Among the literature aimed at students of art science and other image-interpreting sciences are a number of texts that deal with theories and theoretical concepts. However, what is largely missing, and which students often call for, are texts in Swedish that show how theories and concepts can be applied in concrete interpretation situations. The series Theoretical applications in art science aims to fill that gap, with the book Materiality being the fourth in the series. The book introduces and activates a concept that in recent decades has come to take an increasingly important place in humanistic research. Art scholars - but also archaeologists, anthropologists, literary scholars, ethnologists and other humanistic researchers - are increasingly interested in the material conditions for, and the manifestations of, people's social and cultural life and exchange. But despite its topicality in today's scientific conversation, the concept of materiality can seem elusive and elusive.

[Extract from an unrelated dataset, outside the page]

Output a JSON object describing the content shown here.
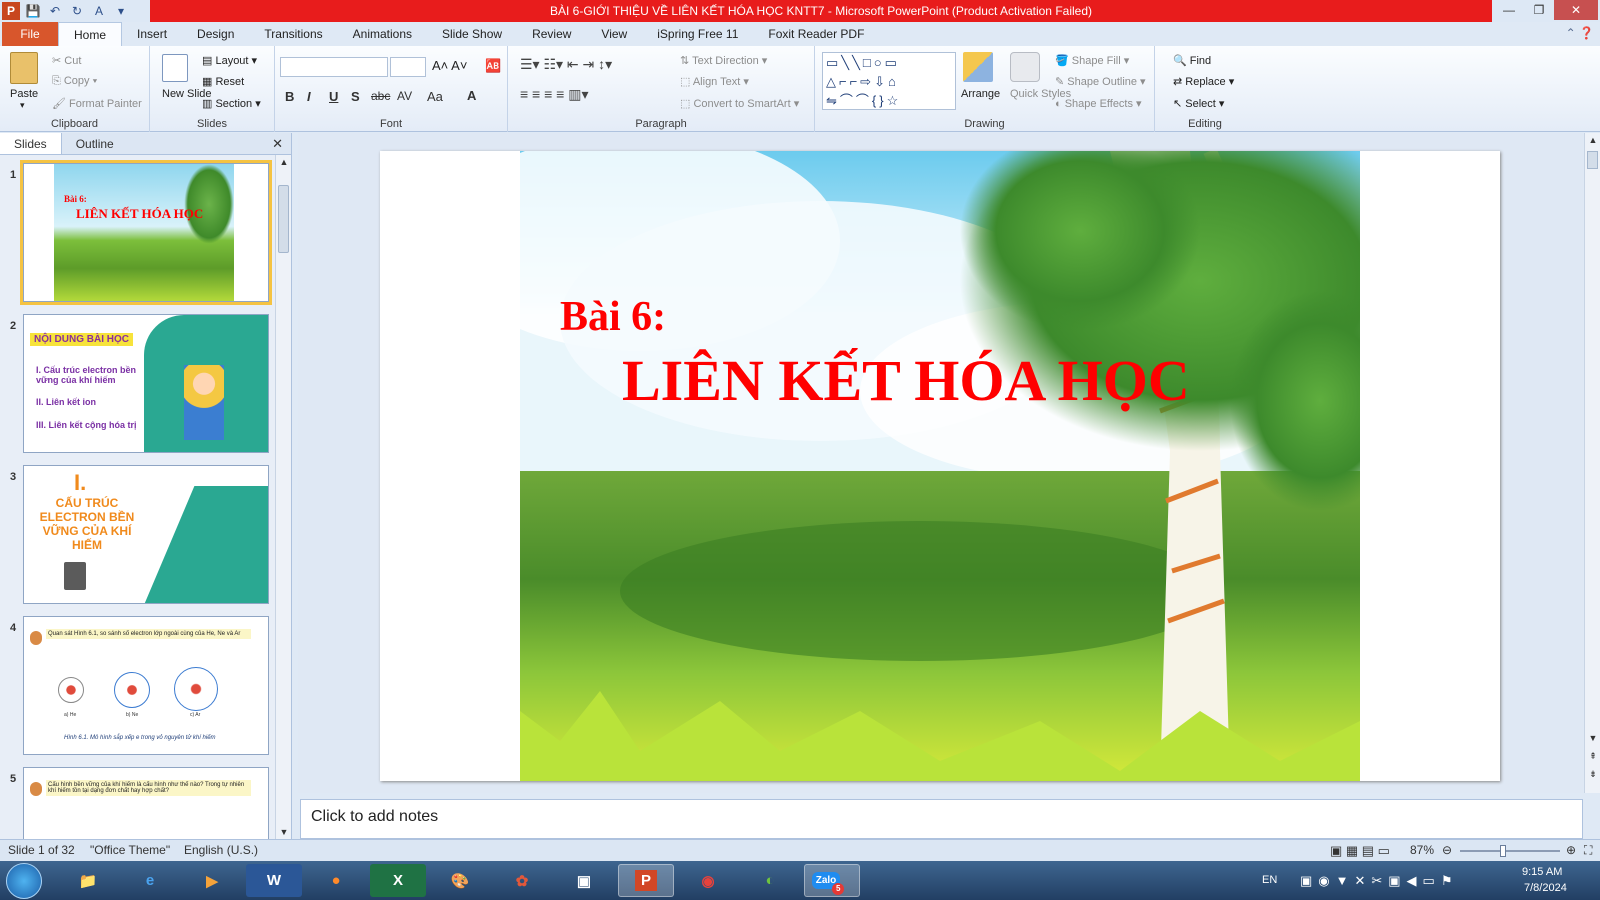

It moves all the way from the most tangible analyzes of the material components of a cultural artefact, to the somewhat impenetrable theorizations of objectivity, agents and networks that are usually sorted under the label ""new materialism"". However, the book Materialitet gives concrete examples of how the concept of materiality can open up interpretations of important layers of meaning in works of art and other cultural artifacts. After the initial introduction where different perspectives and conceptualisations of materiality are discussed, six researchers each do their own analysis based on their subject area. The chapters are based on new research and are written specifically for this book. The different chapters together show the multifaceted nature of the concept of materiality, but do not lock it down to a definition, but open the eyes to a number of different interpretive paths.